Sixty of the world’s leaders gathered in Cardiff, Wales in September 2014 for the NATO Summit. The event brought, among other things, 1,500 journalists to the country. The exposure for Wales was unprecedented, to say the least.
“The world now knows Wales is a great country to visit and do business,” Wales’ First Minister Carwyn Jones declared in an interview with Celtic Life International.
Jones said the country basked in the praise of what delegates had to say about Wales during the summit, especially that of U.S. President Obama, who became the first serving president to visit Wales, something Jones said was a real honour.
“The NATO Summit was a great chance for us to show – once again – how well we manage major international events. It was also a unique opportunity to further raise global awareness of Wales and show people what a great country it is to visit, invest and work in.”
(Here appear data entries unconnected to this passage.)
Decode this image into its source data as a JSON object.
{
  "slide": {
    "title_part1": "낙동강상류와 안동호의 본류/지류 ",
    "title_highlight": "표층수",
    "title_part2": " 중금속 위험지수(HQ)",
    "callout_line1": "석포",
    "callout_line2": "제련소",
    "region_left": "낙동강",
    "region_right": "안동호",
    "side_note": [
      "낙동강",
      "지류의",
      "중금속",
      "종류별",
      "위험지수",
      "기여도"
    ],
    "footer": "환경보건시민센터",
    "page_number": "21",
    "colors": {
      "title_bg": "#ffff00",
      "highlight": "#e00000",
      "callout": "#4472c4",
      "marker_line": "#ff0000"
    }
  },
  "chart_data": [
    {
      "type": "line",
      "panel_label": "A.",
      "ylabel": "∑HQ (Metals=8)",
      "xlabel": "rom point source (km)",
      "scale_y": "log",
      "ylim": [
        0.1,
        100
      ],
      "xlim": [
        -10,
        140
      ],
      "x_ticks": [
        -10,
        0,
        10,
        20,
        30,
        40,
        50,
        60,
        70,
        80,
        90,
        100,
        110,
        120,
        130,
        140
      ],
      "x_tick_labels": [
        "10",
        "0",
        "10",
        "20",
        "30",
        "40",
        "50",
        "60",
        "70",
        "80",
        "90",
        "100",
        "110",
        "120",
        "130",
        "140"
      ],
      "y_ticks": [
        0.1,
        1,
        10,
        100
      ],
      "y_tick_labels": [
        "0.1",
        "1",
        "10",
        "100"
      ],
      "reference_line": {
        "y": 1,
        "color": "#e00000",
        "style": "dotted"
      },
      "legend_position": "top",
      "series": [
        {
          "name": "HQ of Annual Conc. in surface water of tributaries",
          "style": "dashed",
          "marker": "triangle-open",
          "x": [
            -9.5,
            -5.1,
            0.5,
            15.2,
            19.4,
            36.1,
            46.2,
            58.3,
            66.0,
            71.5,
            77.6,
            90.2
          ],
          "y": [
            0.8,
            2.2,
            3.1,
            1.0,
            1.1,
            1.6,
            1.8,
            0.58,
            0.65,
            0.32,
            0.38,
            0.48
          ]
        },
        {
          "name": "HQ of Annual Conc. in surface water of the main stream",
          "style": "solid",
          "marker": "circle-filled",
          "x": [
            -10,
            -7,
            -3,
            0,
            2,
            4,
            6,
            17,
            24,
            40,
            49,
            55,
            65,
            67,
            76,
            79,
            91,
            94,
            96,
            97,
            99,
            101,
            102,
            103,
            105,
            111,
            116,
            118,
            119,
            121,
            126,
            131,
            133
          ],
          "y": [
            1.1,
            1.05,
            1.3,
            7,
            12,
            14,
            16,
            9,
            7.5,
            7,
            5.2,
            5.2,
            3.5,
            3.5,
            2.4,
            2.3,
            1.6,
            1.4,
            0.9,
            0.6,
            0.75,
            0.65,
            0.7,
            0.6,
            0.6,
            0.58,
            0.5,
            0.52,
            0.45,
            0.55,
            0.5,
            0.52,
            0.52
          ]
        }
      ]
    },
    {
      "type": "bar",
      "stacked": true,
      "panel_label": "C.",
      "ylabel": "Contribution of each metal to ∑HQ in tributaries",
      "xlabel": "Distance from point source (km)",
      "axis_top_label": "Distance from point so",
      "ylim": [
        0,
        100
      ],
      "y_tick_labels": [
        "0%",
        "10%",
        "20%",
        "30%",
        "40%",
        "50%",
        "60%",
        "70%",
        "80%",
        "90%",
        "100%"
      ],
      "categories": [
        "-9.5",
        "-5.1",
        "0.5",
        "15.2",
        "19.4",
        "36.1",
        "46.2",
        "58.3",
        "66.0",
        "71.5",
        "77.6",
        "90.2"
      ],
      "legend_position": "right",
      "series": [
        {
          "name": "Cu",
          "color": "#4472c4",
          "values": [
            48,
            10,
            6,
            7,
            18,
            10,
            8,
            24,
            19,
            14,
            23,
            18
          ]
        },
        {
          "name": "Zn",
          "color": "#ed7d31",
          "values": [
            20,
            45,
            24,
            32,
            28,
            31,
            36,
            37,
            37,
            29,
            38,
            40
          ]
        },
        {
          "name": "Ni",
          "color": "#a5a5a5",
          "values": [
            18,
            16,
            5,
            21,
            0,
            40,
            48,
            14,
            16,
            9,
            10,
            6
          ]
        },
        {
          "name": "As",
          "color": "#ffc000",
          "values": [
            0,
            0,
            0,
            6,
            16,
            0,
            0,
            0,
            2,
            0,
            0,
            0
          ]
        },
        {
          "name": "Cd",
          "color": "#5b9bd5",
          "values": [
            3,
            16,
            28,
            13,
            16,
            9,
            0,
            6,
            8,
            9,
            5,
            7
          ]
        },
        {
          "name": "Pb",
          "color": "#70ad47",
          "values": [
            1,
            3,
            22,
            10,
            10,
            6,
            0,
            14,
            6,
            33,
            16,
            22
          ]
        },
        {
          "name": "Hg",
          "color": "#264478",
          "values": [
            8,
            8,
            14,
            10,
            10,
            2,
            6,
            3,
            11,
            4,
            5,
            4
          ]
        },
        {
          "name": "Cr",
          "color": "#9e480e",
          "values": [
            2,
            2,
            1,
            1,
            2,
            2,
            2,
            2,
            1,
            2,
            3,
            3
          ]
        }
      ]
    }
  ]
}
Jones is a proud Welshman through and through. His family hails from Brynaman in the Amman Valley and he was born in Swansea and attended school in Bridgend.
“I’ve studied, worked and lived in Wales all my life,” Jones notes. “My roots, my love of this country and the people of Wales are the driving forces that remind me of why I am doing this job.”
The First Minister says politics always interested him, but the attraction grew while studying at Aberystwyth University when he joined the Labour Party in 1987. He spent 10 years as a barrister working in criminal and family law. Then Jones made the decision to pursue a career as a politician because he wanted to make a difference to peoples’ lives.
Jones served as a county councilor on the Bridgend County Borough Council for five years and then in the late 1980s had the chance to become an assembly member for Bridgend.
“I took the opportunity and I’ve been an assembly member ever since.”
Jones says the reasons that led him to politics are the same ones which keep him involved.
“Politics is not a job you drift into,” he observes. “It’s a vocation and I believe the work we’re doing as a government is bringing real and tangible benefits to the people of Wales.”
Of course, such a career is not without its challenges. The global economic recession impacted Wales as it did other countries, and the country faces continued economic pressures and budget cuts from the UK government.
“Politicians don’t get to choose their challenges,” Jones points out. “You stand for election to represent people and you do your best for them.”
In that regard, Jones is proud of the work he and the government have carried out. He points to such achievements as the development of policies, including the ground-breaking organ donation bill and the modernization of the National Health Service through the provision of care closer to home. Jones also points to programs like Job Growth Wales, which has created thousands of employment opportunities for young people.
Asked if enough is being done to promote Celtic culture, Jones proudly enumerates, “We have three World Heritage Sites here in Wales, some of the finest castles and historic monuments in the world and areas of outstanding natural beauty. Needless to say, we’re extremely proud of our Celtic culture.”
As for the Welsh language, which Jones speaks, he says the government is working to strengthen and grow its viability.
“We’re proud of what we have delivered for the language by protecting its status through legislation, but we also recognize that big challenges remain,” says Jones. “It’s imperative we make Welsh a ‘living’ language, especially among young people outside the school gates. Education is an important part of nurturing the language, but people need to use it in everyday life.”